Çetin Doğan (20), a conscript in the Turkish army, has claimed that he was beaten for speaking in Kurdish during his military service and has filed an official complaint with the public prosecutor’s office, the Mesopotamia News Agency reported.
Doğan was serving in the 54th Mechanized Infantry Brigade in the border town of Edirne at the time of the incident. According to his account, two fellow conscripts, Y.K. and U.Y., were incensed when they heard him speaking in Kurdish with some Kurdish conscripts and later when he said, “I wish we were able to get Kurdish education.”
Doğan says the two later invited him to meet in a place not covered by a video surveillance system. While Y.K. was talking to him the other soldier, U.Y., hit him with a rifle, shouting, “You will pay for our martyrs,” in reference to Turkish soldiers killed by the outlawed Kurdistan Workers’ Party (PKK), recognized as a terrorist organization by Turkey, the United States and the European Union.
Doğan then fell on the ground and was kicked by the two soldiers. His nose was broken, his forehead was ruptured and his ribs were fractured in the assault. He was saved by a stranger. He says the attack was planned.

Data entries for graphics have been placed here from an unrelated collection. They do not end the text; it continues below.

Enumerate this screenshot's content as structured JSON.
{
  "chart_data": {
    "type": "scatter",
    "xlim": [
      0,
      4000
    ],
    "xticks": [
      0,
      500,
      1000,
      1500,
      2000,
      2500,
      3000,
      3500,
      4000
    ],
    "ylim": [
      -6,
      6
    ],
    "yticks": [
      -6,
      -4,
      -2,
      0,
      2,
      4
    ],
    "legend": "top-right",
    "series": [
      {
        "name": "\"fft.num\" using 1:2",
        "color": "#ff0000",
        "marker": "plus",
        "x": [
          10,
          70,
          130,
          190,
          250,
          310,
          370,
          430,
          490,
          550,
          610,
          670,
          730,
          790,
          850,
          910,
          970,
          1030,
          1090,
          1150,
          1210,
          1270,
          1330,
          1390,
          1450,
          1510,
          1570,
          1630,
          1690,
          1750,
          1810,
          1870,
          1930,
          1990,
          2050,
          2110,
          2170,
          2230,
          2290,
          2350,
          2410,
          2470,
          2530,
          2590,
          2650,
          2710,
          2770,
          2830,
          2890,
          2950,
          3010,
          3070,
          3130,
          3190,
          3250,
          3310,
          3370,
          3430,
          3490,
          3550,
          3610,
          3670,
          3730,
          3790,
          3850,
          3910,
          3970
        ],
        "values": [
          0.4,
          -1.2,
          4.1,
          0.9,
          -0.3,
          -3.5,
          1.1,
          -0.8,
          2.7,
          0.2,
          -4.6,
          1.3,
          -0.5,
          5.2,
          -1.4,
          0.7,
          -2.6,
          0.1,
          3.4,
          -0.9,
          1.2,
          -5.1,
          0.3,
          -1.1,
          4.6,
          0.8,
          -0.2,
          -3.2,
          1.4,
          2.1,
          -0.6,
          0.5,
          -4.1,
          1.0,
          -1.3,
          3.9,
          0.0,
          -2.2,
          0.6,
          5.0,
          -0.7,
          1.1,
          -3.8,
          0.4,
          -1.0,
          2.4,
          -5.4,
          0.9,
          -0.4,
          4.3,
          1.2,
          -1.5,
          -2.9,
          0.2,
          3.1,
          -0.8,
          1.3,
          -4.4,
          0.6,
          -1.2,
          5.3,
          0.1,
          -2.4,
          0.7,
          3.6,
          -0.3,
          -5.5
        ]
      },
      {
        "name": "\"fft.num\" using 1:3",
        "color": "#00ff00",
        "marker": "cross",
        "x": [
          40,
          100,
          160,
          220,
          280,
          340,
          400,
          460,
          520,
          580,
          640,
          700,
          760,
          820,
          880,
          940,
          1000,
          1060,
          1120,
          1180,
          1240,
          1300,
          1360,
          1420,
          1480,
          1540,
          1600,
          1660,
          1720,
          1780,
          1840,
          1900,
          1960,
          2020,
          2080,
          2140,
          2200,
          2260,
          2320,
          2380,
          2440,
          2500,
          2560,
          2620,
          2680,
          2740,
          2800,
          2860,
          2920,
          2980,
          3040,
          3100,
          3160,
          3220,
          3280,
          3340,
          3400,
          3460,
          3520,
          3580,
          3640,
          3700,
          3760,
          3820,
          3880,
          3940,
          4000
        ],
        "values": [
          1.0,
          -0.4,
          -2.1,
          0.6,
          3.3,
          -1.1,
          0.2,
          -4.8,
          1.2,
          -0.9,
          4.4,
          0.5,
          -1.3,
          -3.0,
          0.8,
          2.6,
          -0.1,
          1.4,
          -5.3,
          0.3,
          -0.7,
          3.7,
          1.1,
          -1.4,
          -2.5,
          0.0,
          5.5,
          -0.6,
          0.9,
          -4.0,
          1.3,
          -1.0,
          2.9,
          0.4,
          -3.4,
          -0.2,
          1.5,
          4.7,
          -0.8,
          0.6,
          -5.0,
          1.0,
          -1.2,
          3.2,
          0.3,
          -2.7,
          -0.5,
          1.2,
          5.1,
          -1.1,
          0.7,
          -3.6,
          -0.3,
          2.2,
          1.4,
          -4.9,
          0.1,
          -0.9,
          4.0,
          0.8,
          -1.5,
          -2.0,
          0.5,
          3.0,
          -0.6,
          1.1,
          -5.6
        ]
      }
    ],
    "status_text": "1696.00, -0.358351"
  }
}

Doğan claims that upon what he thinks his attackers told their superiors, one of his commanders, A.A., accused him of being a terrorist after he returned to the base from the hospital. “You are a terrorist. … How could they even accept you in the army,” A.A. said according to Doğan. He was then sent home on sick leave.
Following the incident Doğan filed a complaint with the communications center of the office of the president. He received a response from the army command, which stated that as a result of an investigation the necessary legal steps were being taken against those who were involved in any wrongdoing or negligence regarding the incident.
Last month another Kurdish conscript, Osman Özçalımlı, a gendarmerie private who had recently been assigned to a prison in the western city of İzmir, died under suspicious circumstances a day after he called his father and said, “I’m in bad shape … they insult me, they call me a traitor.”
Züleyha Gülüm, a deputy from the pro-Kurdish Peoples’ Democratic Party (HDP), had claimed that the suspicious deaths that take place in the armed forces mostly involve Kurdish and Alevi soldiers and asked Minister of Defense Hulusi Akar in a parliamentary question if his ministry had any measures in place against ethnic and religious discrimination.